One thing that you might wondering at this point is, which implementation is better? There’s no a single answer for this. This is a per case decision and it depends on several parameters around the specific requirements of the project, like cost, energy efficiency, location, environmental conditioons and several other things. By doing those tests though, I now have a more clear image of the capabilities and the limitations of the current technology and this is a very good thing to have when you have to start with a real project development. I hope that the readers who gone all the posts of this series are able to make some conclusions about those tools and the limitations; and based on this knowledge can start evaluating more focused solutions that fit their project’s specs.
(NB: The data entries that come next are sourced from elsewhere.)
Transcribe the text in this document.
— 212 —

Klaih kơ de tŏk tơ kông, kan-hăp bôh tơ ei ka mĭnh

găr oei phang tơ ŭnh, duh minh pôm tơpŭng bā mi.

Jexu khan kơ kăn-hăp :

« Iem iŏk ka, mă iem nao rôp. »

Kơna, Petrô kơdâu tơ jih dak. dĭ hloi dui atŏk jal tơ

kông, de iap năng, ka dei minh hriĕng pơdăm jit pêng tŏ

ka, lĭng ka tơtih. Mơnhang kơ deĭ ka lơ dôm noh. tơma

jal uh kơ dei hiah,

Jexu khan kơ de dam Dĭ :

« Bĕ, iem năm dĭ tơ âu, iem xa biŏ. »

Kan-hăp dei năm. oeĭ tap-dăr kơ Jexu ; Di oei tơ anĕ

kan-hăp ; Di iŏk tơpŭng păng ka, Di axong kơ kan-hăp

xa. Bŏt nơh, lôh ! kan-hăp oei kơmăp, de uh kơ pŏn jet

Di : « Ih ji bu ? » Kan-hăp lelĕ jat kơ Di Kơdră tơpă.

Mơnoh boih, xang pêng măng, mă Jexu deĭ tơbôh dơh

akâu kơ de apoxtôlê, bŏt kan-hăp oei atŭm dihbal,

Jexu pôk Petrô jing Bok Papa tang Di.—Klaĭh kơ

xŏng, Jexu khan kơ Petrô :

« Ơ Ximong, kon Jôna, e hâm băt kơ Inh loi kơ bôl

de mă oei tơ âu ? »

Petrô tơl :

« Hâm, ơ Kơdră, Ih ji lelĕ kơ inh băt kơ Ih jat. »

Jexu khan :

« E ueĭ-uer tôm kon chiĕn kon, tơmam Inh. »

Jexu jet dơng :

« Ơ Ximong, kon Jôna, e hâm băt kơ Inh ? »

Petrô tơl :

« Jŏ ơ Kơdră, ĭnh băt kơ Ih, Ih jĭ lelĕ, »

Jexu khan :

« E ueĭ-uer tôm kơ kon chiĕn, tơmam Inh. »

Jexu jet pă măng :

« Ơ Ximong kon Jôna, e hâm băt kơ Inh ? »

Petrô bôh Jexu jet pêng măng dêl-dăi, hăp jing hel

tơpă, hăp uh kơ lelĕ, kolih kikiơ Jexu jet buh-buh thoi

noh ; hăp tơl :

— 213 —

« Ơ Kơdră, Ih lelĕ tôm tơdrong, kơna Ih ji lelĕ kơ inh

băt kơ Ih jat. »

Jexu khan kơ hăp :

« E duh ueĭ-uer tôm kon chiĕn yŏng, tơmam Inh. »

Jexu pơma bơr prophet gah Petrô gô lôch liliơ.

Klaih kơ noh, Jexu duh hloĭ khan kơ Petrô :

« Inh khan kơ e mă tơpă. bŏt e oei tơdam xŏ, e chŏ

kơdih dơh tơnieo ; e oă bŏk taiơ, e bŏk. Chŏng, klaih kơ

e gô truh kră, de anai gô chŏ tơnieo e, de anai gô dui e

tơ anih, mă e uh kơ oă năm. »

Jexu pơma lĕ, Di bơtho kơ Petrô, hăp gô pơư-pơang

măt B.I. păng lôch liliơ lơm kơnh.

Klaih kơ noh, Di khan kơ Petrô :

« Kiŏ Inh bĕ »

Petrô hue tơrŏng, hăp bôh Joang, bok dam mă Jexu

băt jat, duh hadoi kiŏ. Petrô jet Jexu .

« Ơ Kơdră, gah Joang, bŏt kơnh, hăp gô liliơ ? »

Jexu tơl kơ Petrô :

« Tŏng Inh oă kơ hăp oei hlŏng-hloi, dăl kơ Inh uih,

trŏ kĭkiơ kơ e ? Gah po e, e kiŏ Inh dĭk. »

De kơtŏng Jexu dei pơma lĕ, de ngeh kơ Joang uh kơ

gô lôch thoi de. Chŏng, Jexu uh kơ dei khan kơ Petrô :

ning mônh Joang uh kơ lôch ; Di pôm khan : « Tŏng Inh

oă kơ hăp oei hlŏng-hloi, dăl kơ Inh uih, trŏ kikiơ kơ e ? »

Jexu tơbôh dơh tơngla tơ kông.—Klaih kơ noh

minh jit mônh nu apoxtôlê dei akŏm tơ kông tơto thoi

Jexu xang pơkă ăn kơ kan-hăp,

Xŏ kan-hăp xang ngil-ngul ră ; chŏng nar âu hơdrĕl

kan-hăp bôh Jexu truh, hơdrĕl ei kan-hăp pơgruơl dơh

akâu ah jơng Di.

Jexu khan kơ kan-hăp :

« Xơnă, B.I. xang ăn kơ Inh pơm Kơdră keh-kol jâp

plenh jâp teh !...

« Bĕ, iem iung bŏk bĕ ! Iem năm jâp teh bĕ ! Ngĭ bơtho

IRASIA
One thing that’s also important, is that the whole ML domain is developing really fast and things are changing very fast, even in next days or even hours. New APIs, new tools, new hardware are showing up. For example, numerous hardware vendors are now releasing products with some kind of NN acceleration (or AI as they prefer to mention it). I’ve read a couple of days ago that even Alibaba released a 16-core RISC-V Processor (XuanTie 910) with AI acceleration. AmLogic released the A311D. Rockchip released the RK3399Pro. Also, Gyrfalcon released the Lightspeeur 2801S Neural Accelerator, to compete Intel’s NCS2 and Google’s TPU. And many more chinese manufactures will release several other RISC-V CPUs with accelerators for NN the next few weeks and months. Therefore, as you can see the ML on the embedded domain is very hot.

I think I will return from time to time to the embedded ML domain in the future to sync with the current progress and maybe write a few more posts on the subject. But the next stupid-project will be something different. There’s still some clean up and editing I want to do in the first 2 posts in the series, though.

I hope you enjoyed this series as much as I did.

Have fun!

This post is licensed under CC BY 4.0 by the author.